Main results can be summarized as
- Constraints-based formalism to perform automatic reasoning over large-scale variational data from molecular biology. Validation on E. Coli and S. Cerevisiae networks. Application to EWS-FLI (pediatric Ewing tumor bones) signalling network.
- Construction
of model hierarchies for data interpretation.
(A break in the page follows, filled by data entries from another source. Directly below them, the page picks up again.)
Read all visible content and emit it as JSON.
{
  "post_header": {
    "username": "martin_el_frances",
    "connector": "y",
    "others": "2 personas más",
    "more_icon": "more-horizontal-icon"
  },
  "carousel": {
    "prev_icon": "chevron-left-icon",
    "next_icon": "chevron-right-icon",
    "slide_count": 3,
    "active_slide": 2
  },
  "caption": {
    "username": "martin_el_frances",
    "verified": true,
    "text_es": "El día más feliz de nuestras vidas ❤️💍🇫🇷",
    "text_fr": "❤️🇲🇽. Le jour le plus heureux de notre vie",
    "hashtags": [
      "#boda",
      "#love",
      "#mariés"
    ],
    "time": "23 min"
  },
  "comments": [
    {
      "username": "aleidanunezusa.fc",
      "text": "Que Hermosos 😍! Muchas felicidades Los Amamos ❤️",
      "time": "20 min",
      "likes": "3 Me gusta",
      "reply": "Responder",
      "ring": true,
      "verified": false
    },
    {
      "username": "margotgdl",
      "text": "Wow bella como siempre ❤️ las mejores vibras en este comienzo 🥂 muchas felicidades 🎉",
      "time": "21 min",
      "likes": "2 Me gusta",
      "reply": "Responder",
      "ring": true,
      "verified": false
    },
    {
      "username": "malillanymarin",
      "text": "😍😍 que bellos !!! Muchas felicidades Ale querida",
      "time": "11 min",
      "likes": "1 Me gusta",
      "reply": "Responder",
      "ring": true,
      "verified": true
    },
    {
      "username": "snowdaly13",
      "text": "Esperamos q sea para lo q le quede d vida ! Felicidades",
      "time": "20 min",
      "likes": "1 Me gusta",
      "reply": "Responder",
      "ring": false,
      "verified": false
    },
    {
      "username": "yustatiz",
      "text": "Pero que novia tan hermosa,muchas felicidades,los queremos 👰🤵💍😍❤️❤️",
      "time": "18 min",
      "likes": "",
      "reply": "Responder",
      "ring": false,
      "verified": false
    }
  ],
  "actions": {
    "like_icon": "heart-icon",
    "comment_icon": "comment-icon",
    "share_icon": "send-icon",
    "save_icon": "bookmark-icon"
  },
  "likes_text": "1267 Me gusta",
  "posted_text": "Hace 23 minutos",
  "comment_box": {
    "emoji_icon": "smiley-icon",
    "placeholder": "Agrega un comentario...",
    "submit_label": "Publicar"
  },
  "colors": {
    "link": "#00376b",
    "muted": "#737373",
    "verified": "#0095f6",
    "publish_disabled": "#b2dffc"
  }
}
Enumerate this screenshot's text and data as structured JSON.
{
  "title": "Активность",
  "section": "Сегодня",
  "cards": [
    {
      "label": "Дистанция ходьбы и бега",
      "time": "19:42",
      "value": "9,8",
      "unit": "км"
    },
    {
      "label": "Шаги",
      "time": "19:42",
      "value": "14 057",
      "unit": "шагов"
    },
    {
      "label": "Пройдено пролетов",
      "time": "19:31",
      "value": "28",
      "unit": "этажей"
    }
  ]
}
Applications to the regulations of fatty acid metabolism and the initiation of sea-urchin translation.
- Graph
description of fractal boundaries and topological properties of fractals.
Application to Markov partitions for toral automorphisms and purely
periodic beta-expansions.
- Combinatorial rules to iterately build discrete plane in R3.
Additional links
- Collaborations and co-authors : B. Adamczeswki (numeration systems), S. Akiyama (beta-numeration), P. Arnoux (tilings and discrete geometry), T. Baumuratova (analysis of EWS-FLI1 signalling network), R. Bellé (sea-urchin translation), V. Berthé (discrete geometry and numeration systems), S. Blachon (analysis of CGH data), P. Blavy (regulation of fatty acids metabolism), J. Bourdon (dynamics of biological systems), C. Frougny (numeration systems), C. Guziolowski (study of large-scale networks with constraints-based approaches), A. Hilion (free group automorphisms), S. Lagarrigue (regulations of fatty acids metabolisms), S. Lemosquet (mammary cow lactary diets and metabolic networks), M. Le Borgne (depedency diagrams for constraints based resolution), J. van Milgen (nutrition and metabolic networks), O. Radulescu (model construction, constraints over the dynamics of systems), T. Schaub (constraint resolution with answer set programming), W. Steiner (numeration systems and fractals), G. Stoll (EWS-FLI1 signalling network), J. Thuswaldner (topology of fractals), P. Veber (constraints for biological networks).